Notable insights & quotes
- “We may be at the stage where we throw the humans under the bus, not the AI anymore.” — on shifting blame and risk attribution.
- “It’s a Ferrari engine in a shopping cart.” — on how great models are hampered by messy enterprise implementation.
- “Get the fuck over it.” — blunt take on expecting every company to be SaaS-style, lock-in ARRs.
- Practical investor math: Anthropic/OpenAI ARR extrapolations use trailing-week averages × 13 (13 four-week periods/year) as one reasonable smoothing approach.
Practical recommendations (for founders, CISOs, investors)
- Founders
- Be transparent about how you calculate ARR and SaaS-like metrics; document methodology (gross vs net, trailing windows, trial recognition).
- Build security and deployment processes early — agentic apps will magnify errors; restrict production access and staging leak risk.
- Don’t design your company for VC optics (headline valuation or ARR type); design it around customers and unit economics.
- Branding tip: consider a .tech domain for clarity if building a tech startup (host ad).
- CISOs / security teams
- Prepare for internal agent risks: agents running with broad privileges will require new detection/mitigation approaches (agent security, internal code-review automation, runtime controls).
- Start evaluating agent-aware security vendors now; acquisitions and consolidation are likely.
- Investors
- Scrutinize ARR math and unit economics before valuing AI firms — ask for trailing-week metrics, churn behavior, and trial billing treatment.

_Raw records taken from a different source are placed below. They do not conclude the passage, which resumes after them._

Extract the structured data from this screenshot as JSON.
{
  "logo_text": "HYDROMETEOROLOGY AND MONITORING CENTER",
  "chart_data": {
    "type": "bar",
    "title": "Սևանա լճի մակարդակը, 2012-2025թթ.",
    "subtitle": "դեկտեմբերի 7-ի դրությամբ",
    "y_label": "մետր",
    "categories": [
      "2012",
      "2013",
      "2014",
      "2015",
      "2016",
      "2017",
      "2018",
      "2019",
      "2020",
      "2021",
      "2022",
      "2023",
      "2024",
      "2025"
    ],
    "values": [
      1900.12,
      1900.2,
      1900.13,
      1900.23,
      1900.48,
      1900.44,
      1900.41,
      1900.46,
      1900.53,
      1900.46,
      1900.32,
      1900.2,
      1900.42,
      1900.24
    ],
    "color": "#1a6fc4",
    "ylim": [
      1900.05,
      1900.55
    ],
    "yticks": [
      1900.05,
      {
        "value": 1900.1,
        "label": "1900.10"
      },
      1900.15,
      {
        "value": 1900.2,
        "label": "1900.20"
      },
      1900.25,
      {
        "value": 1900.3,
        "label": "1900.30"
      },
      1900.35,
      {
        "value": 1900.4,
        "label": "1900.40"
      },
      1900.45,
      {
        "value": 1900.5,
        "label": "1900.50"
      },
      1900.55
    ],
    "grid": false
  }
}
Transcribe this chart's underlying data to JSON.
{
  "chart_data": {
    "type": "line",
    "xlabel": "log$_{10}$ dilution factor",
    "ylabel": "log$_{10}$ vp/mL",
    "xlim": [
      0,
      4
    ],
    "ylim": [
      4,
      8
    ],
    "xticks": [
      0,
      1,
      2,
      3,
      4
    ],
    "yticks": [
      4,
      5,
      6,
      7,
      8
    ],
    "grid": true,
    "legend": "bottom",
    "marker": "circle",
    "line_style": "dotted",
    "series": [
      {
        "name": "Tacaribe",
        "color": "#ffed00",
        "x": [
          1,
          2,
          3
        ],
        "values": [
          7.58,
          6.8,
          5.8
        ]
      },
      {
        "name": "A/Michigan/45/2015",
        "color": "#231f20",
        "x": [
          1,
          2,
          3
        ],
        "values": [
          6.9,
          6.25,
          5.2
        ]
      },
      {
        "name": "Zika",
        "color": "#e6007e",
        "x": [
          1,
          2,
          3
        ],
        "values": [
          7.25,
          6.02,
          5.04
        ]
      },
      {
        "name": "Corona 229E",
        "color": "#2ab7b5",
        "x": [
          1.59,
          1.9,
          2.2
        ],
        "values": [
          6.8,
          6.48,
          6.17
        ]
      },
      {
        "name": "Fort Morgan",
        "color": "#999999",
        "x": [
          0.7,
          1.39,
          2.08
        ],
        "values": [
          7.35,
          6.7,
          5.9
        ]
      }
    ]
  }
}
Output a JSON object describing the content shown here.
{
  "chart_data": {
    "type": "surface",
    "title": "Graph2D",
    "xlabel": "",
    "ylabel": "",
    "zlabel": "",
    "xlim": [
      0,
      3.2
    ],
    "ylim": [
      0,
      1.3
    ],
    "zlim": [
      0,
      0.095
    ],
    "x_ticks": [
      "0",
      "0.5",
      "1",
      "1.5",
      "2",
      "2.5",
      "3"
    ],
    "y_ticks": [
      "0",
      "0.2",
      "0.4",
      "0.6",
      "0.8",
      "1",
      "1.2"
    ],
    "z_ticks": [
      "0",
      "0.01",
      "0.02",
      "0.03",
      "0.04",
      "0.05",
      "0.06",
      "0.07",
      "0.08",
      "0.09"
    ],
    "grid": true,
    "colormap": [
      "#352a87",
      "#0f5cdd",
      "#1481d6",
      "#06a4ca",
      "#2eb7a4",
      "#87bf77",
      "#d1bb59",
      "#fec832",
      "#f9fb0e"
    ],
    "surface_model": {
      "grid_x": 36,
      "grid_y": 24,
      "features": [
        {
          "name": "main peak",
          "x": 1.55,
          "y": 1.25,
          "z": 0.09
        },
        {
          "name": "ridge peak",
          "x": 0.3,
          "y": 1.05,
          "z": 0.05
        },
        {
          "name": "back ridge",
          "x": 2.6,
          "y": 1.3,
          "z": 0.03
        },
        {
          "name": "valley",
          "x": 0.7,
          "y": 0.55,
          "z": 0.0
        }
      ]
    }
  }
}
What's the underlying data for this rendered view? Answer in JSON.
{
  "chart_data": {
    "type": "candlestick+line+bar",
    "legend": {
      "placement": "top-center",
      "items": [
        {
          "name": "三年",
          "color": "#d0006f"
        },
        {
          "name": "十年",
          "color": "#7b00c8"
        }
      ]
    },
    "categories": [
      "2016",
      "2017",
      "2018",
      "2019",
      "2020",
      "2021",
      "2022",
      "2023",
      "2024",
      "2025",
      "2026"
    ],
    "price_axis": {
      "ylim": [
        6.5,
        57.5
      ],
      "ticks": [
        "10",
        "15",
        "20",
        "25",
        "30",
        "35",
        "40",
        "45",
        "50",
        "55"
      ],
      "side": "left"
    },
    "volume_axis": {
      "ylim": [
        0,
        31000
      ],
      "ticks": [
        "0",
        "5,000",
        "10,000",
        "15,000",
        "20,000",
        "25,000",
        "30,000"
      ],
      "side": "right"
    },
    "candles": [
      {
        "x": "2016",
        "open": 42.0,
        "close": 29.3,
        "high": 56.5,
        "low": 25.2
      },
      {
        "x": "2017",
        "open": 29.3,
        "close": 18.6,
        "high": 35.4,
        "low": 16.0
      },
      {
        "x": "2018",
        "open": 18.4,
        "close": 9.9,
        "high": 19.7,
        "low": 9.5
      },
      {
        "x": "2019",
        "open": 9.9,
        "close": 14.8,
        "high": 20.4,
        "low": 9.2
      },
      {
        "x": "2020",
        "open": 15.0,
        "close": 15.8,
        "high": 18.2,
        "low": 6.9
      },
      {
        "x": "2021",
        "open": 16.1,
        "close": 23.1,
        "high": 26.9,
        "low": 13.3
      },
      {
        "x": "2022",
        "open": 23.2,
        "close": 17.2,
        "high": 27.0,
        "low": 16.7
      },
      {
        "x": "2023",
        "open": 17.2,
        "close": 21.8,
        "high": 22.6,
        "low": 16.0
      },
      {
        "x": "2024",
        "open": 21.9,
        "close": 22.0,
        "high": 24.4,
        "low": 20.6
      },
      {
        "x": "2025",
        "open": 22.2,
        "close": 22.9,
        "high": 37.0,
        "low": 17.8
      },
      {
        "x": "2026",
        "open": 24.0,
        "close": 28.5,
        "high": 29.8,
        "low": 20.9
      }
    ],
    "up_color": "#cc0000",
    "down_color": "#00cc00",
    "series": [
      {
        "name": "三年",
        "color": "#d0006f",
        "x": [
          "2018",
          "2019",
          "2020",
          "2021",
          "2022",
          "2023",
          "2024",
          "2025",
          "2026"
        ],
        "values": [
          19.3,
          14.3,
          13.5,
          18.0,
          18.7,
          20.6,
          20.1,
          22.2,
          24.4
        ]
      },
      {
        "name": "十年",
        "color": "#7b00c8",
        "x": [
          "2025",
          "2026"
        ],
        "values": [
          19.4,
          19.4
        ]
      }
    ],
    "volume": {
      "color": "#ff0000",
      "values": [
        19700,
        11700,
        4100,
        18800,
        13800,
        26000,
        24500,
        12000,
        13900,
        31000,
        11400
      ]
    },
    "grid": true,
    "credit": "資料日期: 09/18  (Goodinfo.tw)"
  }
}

- Be cautious with tranched rounds/headline valuation games; blended cost basis matters for long-term returns.
- Consider geopolitical and talent mobility risk (e.g., China-related founder teams) when evaluating cross-border deals.
Actionable red flags to watch
- Sudden, large “ARR” announcements without clear accounting methodology.
- Companies relying heavily on compute‑intensive features (video generation) with low near-term monetization.
- Funded deals where key technical employees/founders are in or subject to restrictive jurisdictions (post‑acquisition operational risk).
- Any product/service that requires agent root-level access without strong runtime governance.
Bottom line
This episode is a wide-ranging checkup on where AI and tech markets are: rapid capability growth (Anthropic and agents), messy operational/security consequences (leaks, agent risks), consolidation of strategic bets (OpenAI focusing on ads and enterprise), and market behaviors (valuation optics, ARR accounting) that require careful due diligence. For founders and investors the core advice is practical: focus on customers and durable units economics, get security right early, and beware headline metrics and political/geographic tail risks.